The Bible is not my authoritative frame of reference for many things, Certainly not for Nuclear Physics, nor Information Technology. I’m sure the same is true for you. The very notion that that simple statement jars some is a sign of what Dr. David Kuk, former head of Apologetics at The United Theological College of the West Indies (UTCWI) called ‘bibliolotry’ – The idolization of the Bible. He stated, “Christians don’t believe in Jesus because of the Bible, (in spite of the universally popular Sunday School song we all grew up singing) they believe the Bible because it testifies of Jesus.” That certainly speaks for my version of Christianity.
How could I hold a people that believe the world is only 5779 years old as my authority on Black History and identity? There are structures still standing we built older than that. There are etchings and sketches we left behind evincing knowledge of language and mathematics older than that (in spite of academic convention still reluctant to acknowledge archaeological facts that throw their established opinions…. yet again, out of wack). In fact, according to the Bible, we taught the very first Hebrew author how to write. (Patriarchal nomads with literacy skills? – hardly likely before a boy named Moses, educated in Egypt, was fated to become their leader).
When it comes to my own experiences, I, not anyone else, am the authority. And speaking collectively, quite cognizant of the many nations and peoples who have sought to dominate us by teaching (and through other more forceful methods) us to deny ourselves, the same is true for Black people the world over who prefer truth to mindless conformity.
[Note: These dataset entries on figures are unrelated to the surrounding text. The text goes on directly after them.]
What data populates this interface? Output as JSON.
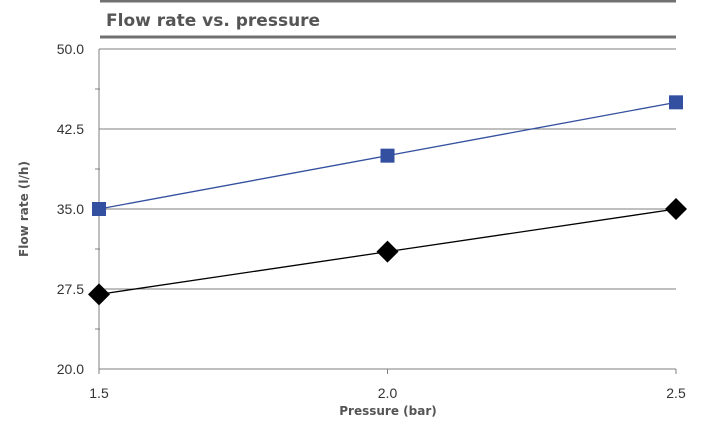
{
  "chart_data": {
    "type": "line",
    "title": "Flow rate vs. pressure",
    "xlabel": "Pressure (bar)",
    "ylabel": "Flow rate (l/h)",
    "x": [
      1.5,
      2.0,
      2.5
    ],
    "x_tick_labels": [
      "1.5",
      "2.0",
      "2.5"
    ],
    "ylim": [
      20.0,
      50.0
    ],
    "y_ticks": [
      20.0,
      27.5,
      35.0,
      42.5,
      50.0
    ],
    "y_tick_labels": [
      "20.0",
      "27.5",
      "35.0",
      "42.5",
      "50.0"
    ],
    "grid": true,
    "legend": "none",
    "series": [
      {
        "values": [
          35.0,
          40.0,
          45.0
        ],
        "color": "#334f9f",
        "marker": "square"
      },
      {
        "values": [
          27.0,
          31.0,
          35.0
        ],
        "color": "#000000",
        "marker": "diamond"
      }
    ]
  }
}
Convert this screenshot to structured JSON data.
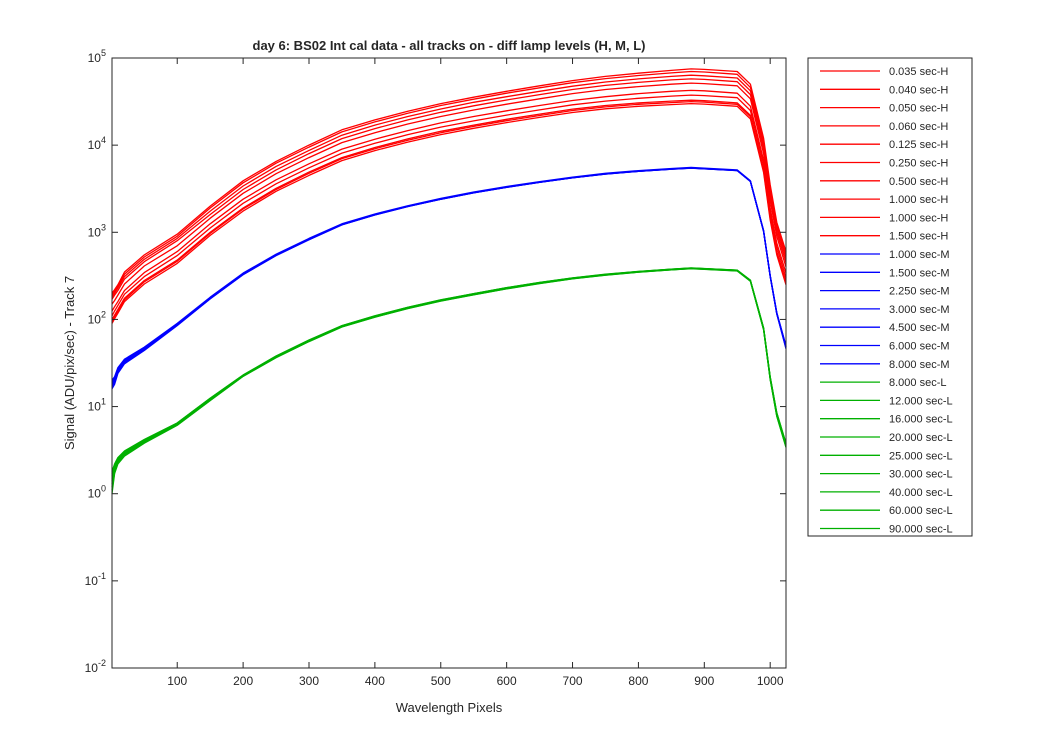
{
  "chart_data": {
    "type": "line",
    "title": "day 6: BS02   Int cal data - all tracks on - diff lamp levels (H, M, L)",
    "xlabel": "Wavelength Pixels",
    "ylabel": "Signal (ADU/pix/sec) - Track 7",
    "xlim": [
      1,
      1024
    ],
    "ylim": [
      0.01,
      100000
    ],
    "yscale": "log",
    "grid": false,
    "legend_position": "outside-right",
    "x_ticks": [
      {
        "value": 100,
        "label": "100"
      },
      {
        "value": 200,
        "label": "200"
      },
      {
        "value": 300,
        "label": "300"
      },
      {
        "value": 400,
        "label": "400"
      },
      {
        "value": 500,
        "label": "500"
      },
      {
        "value": 600,
        "label": "600"
      },
      {
        "value": 700,
        "label": "700"
      },
      {
        "value": 800,
        "label": "800"
      },
      {
        "value": 900,
        "label": "900"
      },
      {
        "value": 1000,
        "label": "1000"
      }
    ],
    "y_ticks": [
      {
        "value": 0.01,
        "base": "10",
        "exp": "-2"
      },
      {
        "value": 0.1,
        "base": "10",
        "exp": "-1"
      },
      {
        "value": 1,
        "base": "10",
        "exp": "0"
      },
      {
        "value": 10,
        "base": "10",
        "exp": "1"
      },
      {
        "value": 100,
        "base": "10",
        "exp": "2"
      },
      {
        "value": 1000,
        "base": "10",
        "exp": "3"
      },
      {
        "value": 10000,
        "base": "10",
        "exp": "4"
      },
      {
        "value": 100000,
        "base": "10",
        "exp": "5"
      }
    ],
    "colors": {
      "H": "#ff0000",
      "M": "#0000ff",
      "L": "#00b000"
    },
    "x": [
      1,
      5,
      10,
      20,
      50,
      100,
      150,
      200,
      250,
      300,
      350,
      400,
      450,
      500,
      550,
      600,
      650,
      700,
      750,
      800,
      850,
      880,
      900,
      950,
      970,
      990,
      1000,
      1010,
      1024
    ],
    "series": [
      {
        "name": "0.035 sec-H",
        "group": "H",
        "values": [
          200,
          220,
          250,
          350,
          550,
          950,
          2000,
          3900,
          6500,
          10000,
          15000,
          19500,
          24500,
          30000,
          35500,
          41500,
          48000,
          55000,
          61500,
          67000,
          72000,
          75000,
          74000,
          70000,
          50000,
          12000,
          3500,
          1300,
          600
        ]
      },
      {
        "name": "0.040 sec-H",
        "group": "H",
        "values": [
          190,
          210,
          240,
          330,
          520,
          900,
          1900,
          3700,
          6200,
          9500,
          14200,
          18500,
          23200,
          28500,
          33700,
          39500,
          45500,
          52000,
          58000,
          63000,
          67500,
          70000,
          69000,
          65000,
          46000,
          11000,
          3200,
          1200,
          550
        ]
      },
      {
        "name": "0.050 sec-H",
        "group": "H",
        "values": [
          180,
          200,
          230,
          310,
          490,
          850,
          1750,
          3400,
          5700,
          8700,
          13000,
          17000,
          21300,
          26000,
          31000,
          36000,
          41500,
          47500,
          53000,
          57500,
          61500,
          63500,
          62500,
          59000,
          42000,
          10000,
          2900,
          1100,
          500
        ]
      },
      {
        "name": "0.060 sec-H",
        "group": "H",
        "values": [
          170,
          190,
          215,
          290,
          460,
          800,
          1600,
          3100,
          5200,
          8000,
          11900,
          15500,
          19500,
          23800,
          28300,
          33000,
          38000,
          43500,
          48500,
          52500,
          56000,
          57500,
          56800,
          53500,
          38000,
          9000,
          2600,
          1000,
          450
        ]
      },
      {
        "name": "0.125 sec-H",
        "group": "H",
        "values": [
          150,
          165,
          190,
          255,
          410,
          700,
          1450,
          2800,
          4700,
          7200,
          10700,
          13900,
          17500,
          21300,
          25300,
          29500,
          34000,
          39000,
          43500,
          47000,
          50000,
          51500,
          50800,
          48000,
          34000,
          8000,
          2300,
          900,
          400
        ]
      },
      {
        "name": "0.250 sec-H",
        "group": "H",
        "values": [
          125,
          140,
          160,
          215,
          345,
          600,
          1250,
          2400,
          4000,
          6100,
          9000,
          11700,
          14700,
          18000,
          21300,
          24800,
          28500,
          32500,
          36000,
          39000,
          41500,
          42500,
          42000,
          39500,
          28000,
          6700,
          1900,
          750,
          340
        ]
      },
      {
        "name": "0.500 sec-H",
        "group": "H",
        "values": [
          110,
          125,
          145,
          195,
          310,
          540,
          1120,
          2150,
          3600,
          5500,
          8100,
          10500,
          13200,
          16100,
          19000,
          22100,
          25400,
          29000,
          32000,
          34500,
          36500,
          37500,
          37000,
          35000,
          25000,
          6000,
          1700,
          680,
          300
        ]
      },
      {
        "name": "1.000 sec-H",
        "group": "H",
        "values": [
          100,
          112,
          130,
          175,
          280,
          480,
          1000,
          1900,
          3200,
          4900,
          7200,
          9400,
          11800,
          14400,
          17000,
          19800,
          22700,
          25900,
          28500,
          30500,
          32000,
          32800,
          32400,
          30500,
          22000,
          5300,
          1500,
          600,
          270
        ]
      },
      {
        "name": "1.000 sec-H",
        "group": "H",
        "values": [
          95,
          108,
          125,
          168,
          270,
          465,
          970,
          1850,
          3100,
          4750,
          7000,
          9100,
          11400,
          13900,
          16400,
          19100,
          21900,
          25000,
          27500,
          29400,
          30800,
          31600,
          31200,
          29400,
          21200,
          5100,
          1450,
          580,
          260
        ]
      },
      {
        "name": "1.500 sec-H",
        "group": "H",
        "values": [
          90,
          102,
          118,
          160,
          255,
          440,
          920,
          1750,
          2950,
          4500,
          6650,
          8650,
          10850,
          13200,
          15600,
          18150,
          20800,
          23700,
          26100,
          27900,
          29200,
          30000,
          29600,
          27900,
          20000,
          4850,
          1380,
          550,
          250
        ]
      },
      {
        "name": "1.000 sec-M",
        "group": "M",
        "values": [
          20,
          22,
          28,
          35,
          48,
          90,
          180,
          340,
          560,
          850,
          1250,
          1620,
          2020,
          2450,
          2900,
          3350,
          3820,
          4300,
          4750,
          5100,
          5400,
          5550,
          5450,
          5200,
          3900,
          1050,
          320,
          120,
          50
        ]
      },
      {
        "name": "1.500 sec-M",
        "group": "M",
        "values": [
          19,
          21,
          27,
          34,
          47,
          88,
          176,
          333,
          550,
          835,
          1230,
          1595,
          1990,
          2410,
          2855,
          3300,
          3765,
          4240,
          4680,
          5030,
          5325,
          5470,
          5375,
          5130,
          3850,
          1030,
          315,
          118,
          49
        ]
      },
      {
        "name": "2.250 sec-M",
        "group": "M",
        "values": [
          19,
          21,
          27,
          34,
          47,
          88,
          177,
          335,
          552,
          838,
          1235,
          1600,
          1995,
          2420,
          2865,
          3310,
          3775,
          4250,
          4695,
          5045,
          5340,
          5485,
          5390,
          5145,
          3860,
          1035,
          316,
          118,
          49
        ]
      },
      {
        "name": "3.000 sec-M",
        "group": "M",
        "values": [
          18,
          20,
          26,
          33,
          46,
          87,
          175,
          331,
          547,
          830,
          1225,
          1590,
          1985,
          2405,
          2850,
          3295,
          3760,
          4235,
          4675,
          5025,
          5320,
          5465,
          5370,
          5125,
          3845,
          1028,
          314,
          117,
          48
        ]
      },
      {
        "name": "4.500 sec-M",
        "group": "M",
        "values": [
          18,
          20,
          26,
          33,
          46,
          87,
          174,
          330,
          545,
          828,
          1222,
          1586,
          1980,
          2400,
          2843,
          3288,
          3752,
          4226,
          4665,
          5015,
          5310,
          5455,
          5360,
          5115,
          3838,
          1026,
          313,
          117,
          48
        ]
      },
      {
        "name": "6.000 sec-M",
        "group": "M",
        "values": [
          17,
          19,
          25,
          32,
          45,
          86,
          173,
          328,
          542,
          824,
          1218,
          1582,
          1975,
          2395,
          2838,
          3282,
          3746,
          4220,
          4658,
          5008,
          5302,
          5447,
          5352,
          5107,
          3832,
          1024,
          312,
          116,
          47
        ]
      },
      {
        "name": "8.000 sec-M",
        "group": "M",
        "values": [
          16,
          18,
          24,
          31,
          44,
          85,
          172,
          326,
          540,
          820,
          1214,
          1578,
          1970,
          2390,
          2833,
          3277,
          3740,
          4214,
          4652,
          5002,
          5296,
          5441,
          5346,
          5101,
          3826,
          1022,
          311,
          115,
          46
        ]
      },
      {
        "name": "8.000 sec-L",
        "group": "L",
        "values": [
          1.8,
          2.2,
          2.6,
          3.1,
          4.2,
          6.5,
          12.5,
          23,
          38,
          58,
          85,
          110,
          138,
          168,
          198,
          232,
          266,
          300,
          330,
          356,
          378,
          390,
          384,
          368,
          282,
          80,
          22,
          8.5,
          3.8
        ]
      },
      {
        "name": "12.000 sec-L",
        "group": "L",
        "values": [
          1.7,
          2.1,
          2.55,
          3.05,
          4.15,
          6.45,
          12.4,
          22.9,
          37.8,
          57.7,
          84.6,
          109.5,
          137.4,
          167.3,
          197.2,
          231,
          265,
          299,
          329,
          355,
          377,
          389,
          383,
          367,
          281,
          79.5,
          21.8,
          8.4,
          3.75
        ]
      },
      {
        "name": "16.000 sec-L",
        "group": "L",
        "values": [
          1.6,
          2.0,
          2.5,
          3.0,
          4.1,
          6.4,
          12.3,
          22.8,
          37.6,
          57.4,
          84.2,
          109,
          136.8,
          166.6,
          196.4,
          230,
          264,
          298,
          328,
          354,
          376,
          388,
          382,
          366,
          280,
          79,
          21.6,
          8.3,
          3.7
        ]
      },
      {
        "name": "20.000 sec-L",
        "group": "L",
        "values": [
          1.5,
          1.95,
          2.45,
          2.95,
          4.05,
          6.35,
          12.2,
          22.7,
          37.4,
          57.1,
          83.8,
          108.5,
          136.2,
          165.9,
          195.6,
          229,
          263,
          297,
          327,
          353,
          375,
          387,
          381,
          365,
          279,
          78.5,
          21.4,
          8.2,
          3.65
        ]
      },
      {
        "name": "25.000 sec-L",
        "group": "L",
        "values": [
          1.4,
          1.9,
          2.4,
          2.9,
          4.0,
          6.3,
          12.1,
          22.6,
          37.2,
          56.8,
          83.4,
          108,
          135.6,
          165.2,
          194.8,
          228,
          262,
          296,
          326,
          352,
          374,
          386,
          380,
          364,
          278,
          78,
          21.2,
          8.1,
          3.6
        ]
      },
      {
        "name": "30.000 sec-L",
        "group": "L",
        "values": [
          1.3,
          1.85,
          2.35,
          2.85,
          3.95,
          6.25,
          12.0,
          22.5,
          37.0,
          56.5,
          83.0,
          107.5,
          135,
          164.5,
          194,
          227,
          261,
          295,
          325,
          351,
          373,
          385,
          379,
          363,
          277,
          77.5,
          21,
          8.0,
          3.55
        ]
      },
      {
        "name": "40.000 sec-L",
        "group": "L",
        "values": [
          1.2,
          1.8,
          2.3,
          2.8,
          3.9,
          6.2,
          11.9,
          22.4,
          36.8,
          56.2,
          82.6,
          107,
          134.4,
          163.8,
          193.2,
          226,
          260,
          294,
          324,
          350,
          372,
          384,
          378,
          362,
          276,
          77,
          20.8,
          7.9,
          3.5
        ]
      },
      {
        "name": "60.000 sec-L",
        "group": "L",
        "values": [
          1.1,
          1.75,
          2.25,
          2.75,
          3.85,
          6.15,
          11.8,
          22.3,
          36.6,
          55.9,
          82.2,
          106.5,
          133.8,
          163.1,
          192.4,
          225,
          259,
          293,
          323,
          349,
          371,
          383,
          377,
          361,
          275,
          76.5,
          20.6,
          7.8,
          3.45
        ]
      },
      {
        "name": "90.000 sec-L",
        "group": "L",
        "values": [
          1.0,
          1.7,
          2.2,
          2.7,
          3.8,
          6.1,
          11.7,
          22.2,
          36.4,
          55.6,
          81.8,
          106,
          133.2,
          162.4,
          191.6,
          224,
          258,
          292,
          322,
          348,
          370,
          382,
          376,
          360,
          274,
          76,
          20.4,
          7.7,
          3.4
        ]
      }
    ]
  }
}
We have been here for a very long time.
Defining who we are, telling our story, (not someone else’s version of it) is the whole point of Black History Month. Some time ago, I gave a presentation on Black identity – an attempt to understand our forgotten past from our own sources. As an Afro-centrist, I was very proud of the commendation of a close relative of Molefi Kete Asante (Father of Afro-centrism whose two books –The Afrocentric Idea and Kemet Afrocentricity and knowledge profoundly reshaped my thinking as a man in my twenties) who attended the lecture who said it was one of the most brilliant expositions of Kemetian (ancient Egyptian) culture she had ever heard.